Does More Water Data Mean Better Water Outcomes?

Written by Stuart Hamilton

Water has always been important. The perception of its importance is closely linked to episodes of too much, too little, or the wrong quality. Climate change, urban growth, and agricultural intensification are just three examples of pressures that are contributing to an unprecedented global awareness of the importance of water. Everything we know about the effects of these pressures on water are the result of water data.

Is water neglect a direct result of inadequate water data?

Data connects water overuse, misuse, and abuse to undesirable outcomes. In the absence of water data, water uses and abuses have historically been largely indistinguishable. In the pre-data era, there was little thought given to using a river both for waste disposal and for drinking water.

The data era has been good for water sustainability. It has changed awareness, understanding, willingness to act, policies, legislation, and accountability. However, we are now transitioning from the data era to the “big data” era. There are more water monitoring technologies, faster data communication, fewer barriers to data access, more stakeholders collecting data, higher frequency data collection, and more locations where data are collected.

With more data comes more variance in data quality.

Does an evolution in the distribution of data quality matter? Maybe.
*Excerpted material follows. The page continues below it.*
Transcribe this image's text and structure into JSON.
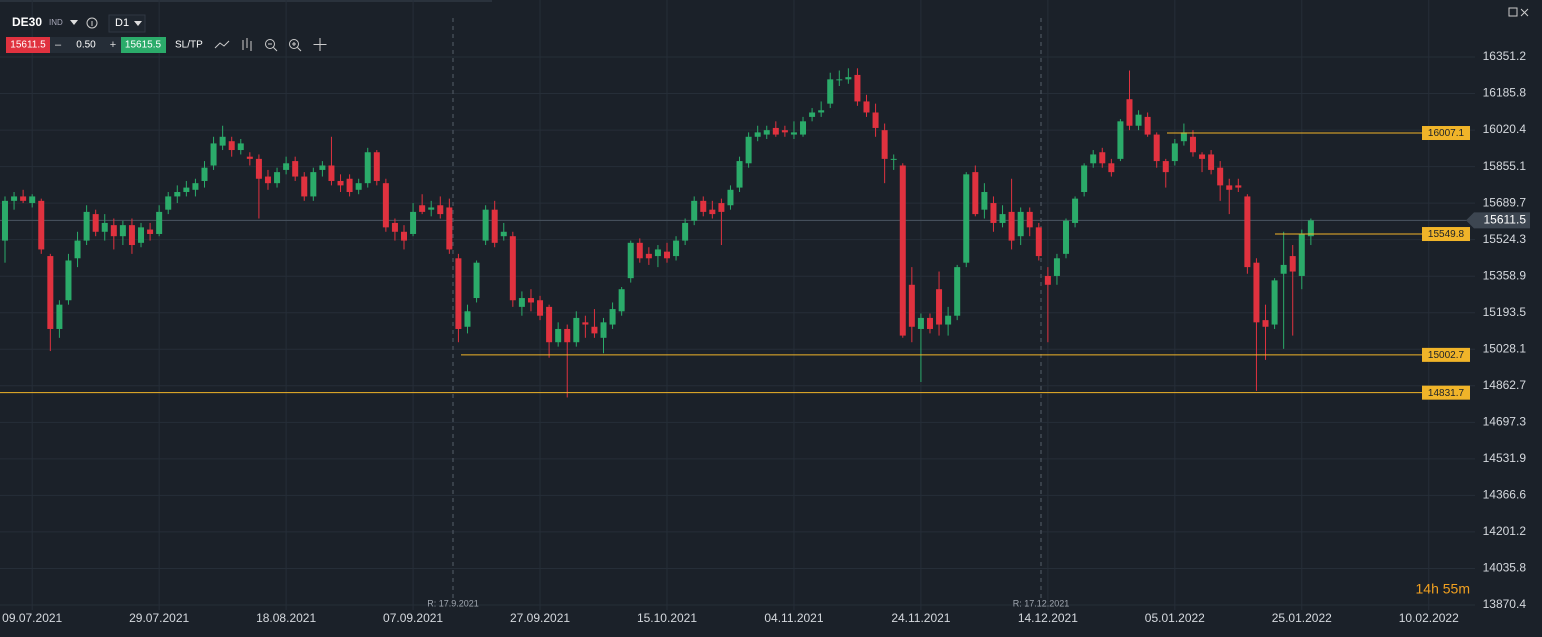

If the best quality data is getting better at the same rate as the worst quality data is getting worse, then maybe not. But, and it’s a big but, more data means less scrutiny per data point. Budgets for data review and quality control are not keeping up with the pace of growth in data volume.

With less scrutiny, there is less of an understanding of the technology-specific problems that can occur. With less understanding of the nature and source of data problems, there is less investment in actions to prevent such problems from occurring in the first place and then to mitigate those problems when they do occur. Many parameters of interest for water monitoring are ones that we have no innate ability to independently estimate. We have to trust the number out of the box. But we no longer understand the box.

It may be the case that the best data are getting better in some places, for some times, and under some circumstances. But how can we distinguish that data from the data from every other place, every other time, and every other circumstance?

The inability to clearly establish the credibility of water data is dangerous.

The credibility of data is the only thing that connects perception of overuse, misuse, and abuse to willingness to act. Without willingness to act, better policies, legislation, and accountability will not only be unachievable, but existing beneficial policies may also be rolled back.

Retreat from beneficial policies is possible because of data denialists promoting a social (i.e. economic, political, or religious) agenda at the expense of the truth. Data denialists portray themselves as scientists and sceptics. They are not. All scientists are sceptics. Sceptics are wary of intellectual hubris and are only swayed by credible, defensible evidence supporting or rejecting any claim of special knowledge. A scientist creates and defends knowledge with a combination of compelling data, rigorous analysis, and personal humility. A data denialist is the opposite of a scientist. A denialist starts from a position of great hubris and seeks to discredit any, and therefore all, evidence that is counter to their agenda.

Data that aren’t produced to the highest standards are easy game for data denialists. Any fault discovered in the data can easily be used to discredit the results from years of hard field work. It is difficult to explain that 99% of the data are highly defensible if a momentary data fault can be exploited in a single Tweet to discredit an entire monitoring program.

The transition from the data era to the “big data” era is not a time to be complacent about data quality.

It is a difficult problem. It is an important problem. It is an urgent problem. More data will mean better outcomes when we solve this problem.